Mais do que divulgar vagas, ela enfatiza que é preciso estudar o público que se quer contratar. “O sucesso nas buscas por profissionais está relacionado justamente ao entendimento dos seus hábitos para chegar a ele, seja por meio da mídia, seja por meio de outras estratégias de comunicação. 

3. ‘Falta qualificação’

Um outro argumento largamente utilizado é a suposta falta de candidatos qualificados. “É mais uma argumentação que não prospera, visto que o Censo 2010 do IBGE demonstra que se somarmos apenas as pessoas com deficiência de nível superior completo, teríamos quantidade suficiente para cumprir o dobro de toda reserva legal de cargos”. 

Carolina informa ainda que as pessoas com deficiência que têm nível superior geralmente demoram mais para conquistar o emprego e recebem ofertas bem inferiores à sua qualificação profissional. “É justamente o contrário que costuma ocorrer”.
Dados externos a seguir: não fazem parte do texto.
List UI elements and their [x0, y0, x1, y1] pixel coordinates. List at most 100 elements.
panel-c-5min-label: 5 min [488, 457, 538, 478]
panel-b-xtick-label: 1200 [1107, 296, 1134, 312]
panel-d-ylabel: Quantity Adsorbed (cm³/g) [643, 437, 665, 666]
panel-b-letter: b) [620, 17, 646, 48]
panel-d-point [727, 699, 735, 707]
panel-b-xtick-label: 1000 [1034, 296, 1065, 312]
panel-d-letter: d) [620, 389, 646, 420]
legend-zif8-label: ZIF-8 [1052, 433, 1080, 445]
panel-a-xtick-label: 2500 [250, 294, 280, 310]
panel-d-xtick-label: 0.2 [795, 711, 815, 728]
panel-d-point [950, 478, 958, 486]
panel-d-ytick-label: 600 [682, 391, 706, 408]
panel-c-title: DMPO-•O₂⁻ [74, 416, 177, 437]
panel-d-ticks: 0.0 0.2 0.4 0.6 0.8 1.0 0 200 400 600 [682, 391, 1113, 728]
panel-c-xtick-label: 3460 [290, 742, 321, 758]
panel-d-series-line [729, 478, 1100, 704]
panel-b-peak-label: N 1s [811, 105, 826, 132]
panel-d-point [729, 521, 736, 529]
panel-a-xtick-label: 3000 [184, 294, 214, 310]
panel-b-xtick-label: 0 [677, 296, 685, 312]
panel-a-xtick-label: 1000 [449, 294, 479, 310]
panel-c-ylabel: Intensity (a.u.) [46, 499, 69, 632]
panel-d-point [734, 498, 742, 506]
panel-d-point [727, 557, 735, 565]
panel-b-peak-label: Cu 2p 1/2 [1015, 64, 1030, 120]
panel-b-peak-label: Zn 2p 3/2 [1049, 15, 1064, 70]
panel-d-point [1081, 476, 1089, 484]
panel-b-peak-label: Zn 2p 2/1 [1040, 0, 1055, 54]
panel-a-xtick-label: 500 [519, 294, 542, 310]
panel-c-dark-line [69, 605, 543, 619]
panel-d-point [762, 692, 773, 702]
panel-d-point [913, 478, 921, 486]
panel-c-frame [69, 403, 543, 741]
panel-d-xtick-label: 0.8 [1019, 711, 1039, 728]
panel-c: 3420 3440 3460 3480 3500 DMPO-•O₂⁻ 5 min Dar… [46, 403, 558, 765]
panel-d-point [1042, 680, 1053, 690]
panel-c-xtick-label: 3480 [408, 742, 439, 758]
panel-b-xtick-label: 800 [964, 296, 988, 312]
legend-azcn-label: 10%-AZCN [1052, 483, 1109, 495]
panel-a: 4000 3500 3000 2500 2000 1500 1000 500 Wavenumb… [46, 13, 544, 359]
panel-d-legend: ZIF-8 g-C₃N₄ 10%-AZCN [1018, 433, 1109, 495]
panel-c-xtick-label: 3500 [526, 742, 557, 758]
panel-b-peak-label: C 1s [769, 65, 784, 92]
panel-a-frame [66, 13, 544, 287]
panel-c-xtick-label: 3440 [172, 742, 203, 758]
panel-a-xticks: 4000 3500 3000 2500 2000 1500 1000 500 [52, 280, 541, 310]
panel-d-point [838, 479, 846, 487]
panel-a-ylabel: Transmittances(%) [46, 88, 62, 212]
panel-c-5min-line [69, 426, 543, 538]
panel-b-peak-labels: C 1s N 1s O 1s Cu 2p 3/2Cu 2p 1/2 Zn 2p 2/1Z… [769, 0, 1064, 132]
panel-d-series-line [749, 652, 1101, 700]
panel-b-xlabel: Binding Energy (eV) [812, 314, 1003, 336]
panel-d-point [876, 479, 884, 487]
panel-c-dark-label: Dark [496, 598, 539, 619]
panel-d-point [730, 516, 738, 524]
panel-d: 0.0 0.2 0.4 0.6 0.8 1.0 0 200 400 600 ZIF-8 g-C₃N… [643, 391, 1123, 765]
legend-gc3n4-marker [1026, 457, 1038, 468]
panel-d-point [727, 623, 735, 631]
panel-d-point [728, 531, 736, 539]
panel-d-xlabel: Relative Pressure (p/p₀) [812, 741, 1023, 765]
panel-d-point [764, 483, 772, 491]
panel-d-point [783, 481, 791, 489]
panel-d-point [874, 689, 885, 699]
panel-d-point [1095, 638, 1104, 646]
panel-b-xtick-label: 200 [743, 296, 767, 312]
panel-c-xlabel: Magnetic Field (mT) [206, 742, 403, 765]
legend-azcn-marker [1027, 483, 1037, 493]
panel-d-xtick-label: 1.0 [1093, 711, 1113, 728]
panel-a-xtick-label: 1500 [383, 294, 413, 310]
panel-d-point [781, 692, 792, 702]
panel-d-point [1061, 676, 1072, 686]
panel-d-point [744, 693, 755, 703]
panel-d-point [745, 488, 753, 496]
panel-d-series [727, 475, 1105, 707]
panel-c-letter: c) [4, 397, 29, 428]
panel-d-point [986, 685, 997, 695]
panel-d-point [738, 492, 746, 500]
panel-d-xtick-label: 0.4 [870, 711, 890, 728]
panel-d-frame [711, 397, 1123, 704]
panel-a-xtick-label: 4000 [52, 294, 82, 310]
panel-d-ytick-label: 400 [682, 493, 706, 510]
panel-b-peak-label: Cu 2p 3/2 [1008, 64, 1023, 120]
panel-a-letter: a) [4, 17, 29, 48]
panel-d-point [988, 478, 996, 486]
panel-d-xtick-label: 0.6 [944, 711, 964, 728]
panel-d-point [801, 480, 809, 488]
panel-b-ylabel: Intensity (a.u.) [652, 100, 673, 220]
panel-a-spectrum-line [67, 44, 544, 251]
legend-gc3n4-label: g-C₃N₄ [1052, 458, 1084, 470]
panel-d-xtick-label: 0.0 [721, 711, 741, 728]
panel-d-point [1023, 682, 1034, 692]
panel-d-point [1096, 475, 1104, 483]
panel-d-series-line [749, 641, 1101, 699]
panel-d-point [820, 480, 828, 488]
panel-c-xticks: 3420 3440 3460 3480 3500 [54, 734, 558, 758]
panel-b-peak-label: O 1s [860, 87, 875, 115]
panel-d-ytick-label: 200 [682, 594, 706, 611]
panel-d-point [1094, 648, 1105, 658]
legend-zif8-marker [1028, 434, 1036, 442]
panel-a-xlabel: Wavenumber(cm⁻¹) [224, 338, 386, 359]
4. Impossibilidade de atuação

Algumas empresas alegam a impossibilidade de preenchimento da reserva legal em seu ramo empresarial. Nesse caso, todo e qualquer argumento cai por terra a partir do momento em que se verifica a presença de pessoas com deficiência no ramo de frigoríficos, hospitais, universidades, indústrias, empresas de transporte, construção civil, vigilância, teleatendimento entre outros. 

“O mundo corporativo reflete o comportamento da sociedade com relação à inclusão, ainda contaminado por crenças limitantes que impedem uma inclusão mais produtiva. Inclusão é muito mais que contratar uma pessoa com deficiência. É construir um ambiente favorável para seu desenvolvimento, com plano de carreira estruturado na sua capacidade e talento e não na sua deficiência”, conclui Carolina Ignarra.